Alerts can be configured to trigger based on a metric reaching above or below a custom threshold you defined, or through our Anomaly Detection model.

### Custom Threshold

Custom Threshold alerts monitor your metrics and notify you when the metric reaches above or below the threshold that you defined.

* **Above** — the alert fires if the current value is above the set threshold.
* **Below** — the alert fires if the current value is below the set threshold.
* **Increases by more than** — available in line chart reports. Compares the current value with the previous value (based on the report's time-series setting). Fires if the new value has increased by the specified amount or percentage.
* **Decreases by more than** — available in line chart reports. Fires if the new value has decreased by the specified amount or percentage below the previous value.

### Anomaly Detection

<Note>
  Users on the Enterprise plan can create Anomaly Detection alerts. See our [pricing page](https://mixpanel.com/pricing/) for more details.
</Note>

Anomaly Detection alerts automatically monitor your metrics and notify you when significant anomalies occur. Mixpanel uses advanced forecasting algorithms to calculate expected ranges for your metrics. If a data point falls outside the calculated confidence interval, you'll receive an alert — no manual threshold configuration required.

**Before you begin:**

* Anomaly detection alerts are only available on Insights reports using a time series visualization.
* Anomaly detection is only supported on line charts without comparisons, rolling ranges, cumulative types, or cohorts over time.
* Hourly anomaly detection alerts may produce more false positives due to reduced forecast accuracy at that granularity.

**To set up an Anomaly Detection alert:**

1. Click the **bell icon** in the report header, then click **Create Alert**.
2. Select **Anomaly Detection** as the alert type.
   *If Anomaly Detection is unavailable, it is not supported for your current report or chart type.*
3. Optionally adjust the confidence interval to tune sensitivity.
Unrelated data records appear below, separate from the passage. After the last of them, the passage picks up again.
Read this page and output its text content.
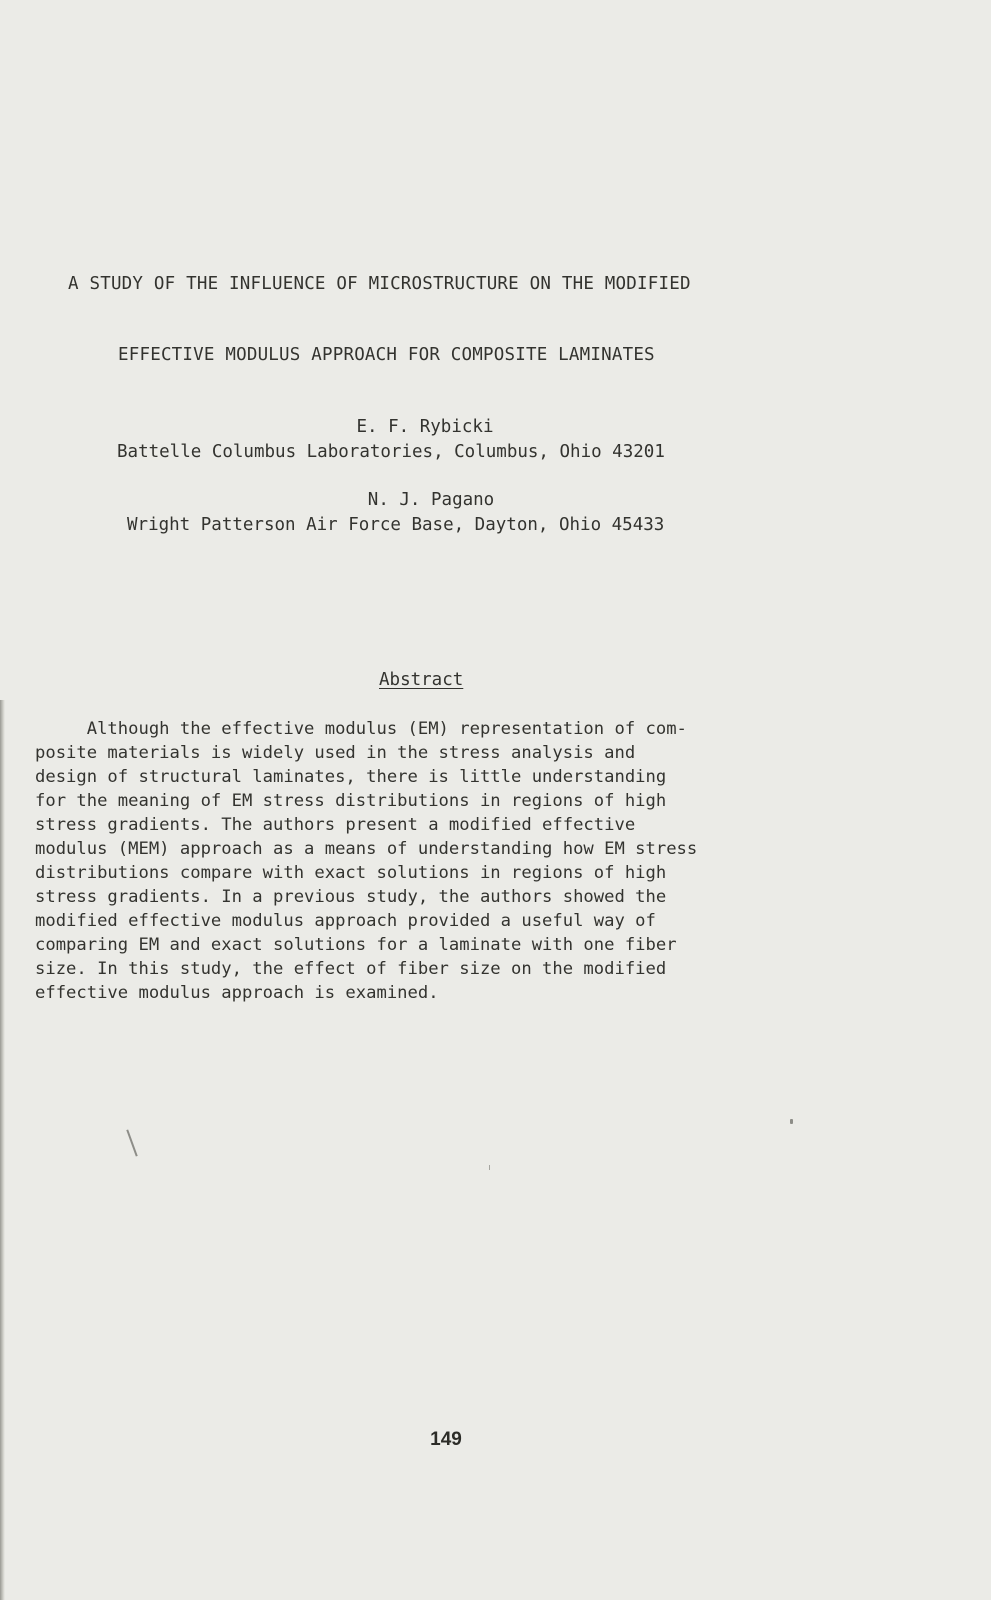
A STUDY OF THE INFLUENCE OF MICROSTRUCTURE ON THE MODIFIED

EFFECTIVE MODULUS APPROACH FOR COMPOSITE LAMINATES

E. F. Rybicki

Battelle Columbus Laboratories, Columbus, Ohio 43201

N. J. Pagano

Wright Patterson Air Force Base, Dayton, Ohio 45433

Abstract

Although the effective modulus (EM) representation of com-
posite materials is widely used in the stress analysis and
design of structural laminates, there is little understanding
for the meaning of EM stress distributions in regions of high
stress gradients. The authors present a modified effective
modulus (MEM) approach as a means of understanding how EM stress
distributions compare with exact solutions in regions of high
stress gradients. In a previous study, the authors showed the
modified effective modulus approach provided a useful way of
comparing EM and exact solutions for a laminate with one fiber
size. In this study, the effect of fiber size on the modified
effective modulus approach is examined.

149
Higher confidence intervals produce a wider expected range and fewer alerts.
4. Use the alert preview to fine-tune settings, then configure delivery and save.

### Additional information

**Forecasting tool**

Anomaly Detection uses an LLM forecasting tool designed for time series data. This handles missing data points, trend shifts, and large outliers effectively.

**Confidence interval**

The confidence interval reflects the level of certainty that a detected anomaly represents an unexpected change. Higher confidence levels generally result in fewer anomalies detected.

**Anomaly Detection limit**

Each organization has a limit of 50 active Anomaly Detection Alerts. A warning banner appears in Project Settings > Alerts when your org reaches 90% capacity (45/50). Delete old alerts to create space for new ones.

**Rounding in alert messages**

When displaying decimal values, the current value shown in alert messages is rounded to 2 decimal places. This can make it appear to be outside the alert range when it is very close to the boundary. The actual alert is always checked against the full unrounded value.

{/* SECTION 9: ROOT CAUSE ANALYSIS — [UPDATED] */}

{/* /docs/root-cause-analysis. This section is now just a */}

{/* feature exists. The H2 anchor #root-cause-analysis is preserved */}

{/* mechanics belong on the RCA page, not here. */}

## Root Cause Analysis

When an alert fires, you can launch AI-powered [Root Cause Analysis](/docs/root-cause-analysis) directly from the trigger notification to automatically diagnose what drove the change. See the [Root Cause Analysis](/docs/root-cause-analysis) page for the full feature.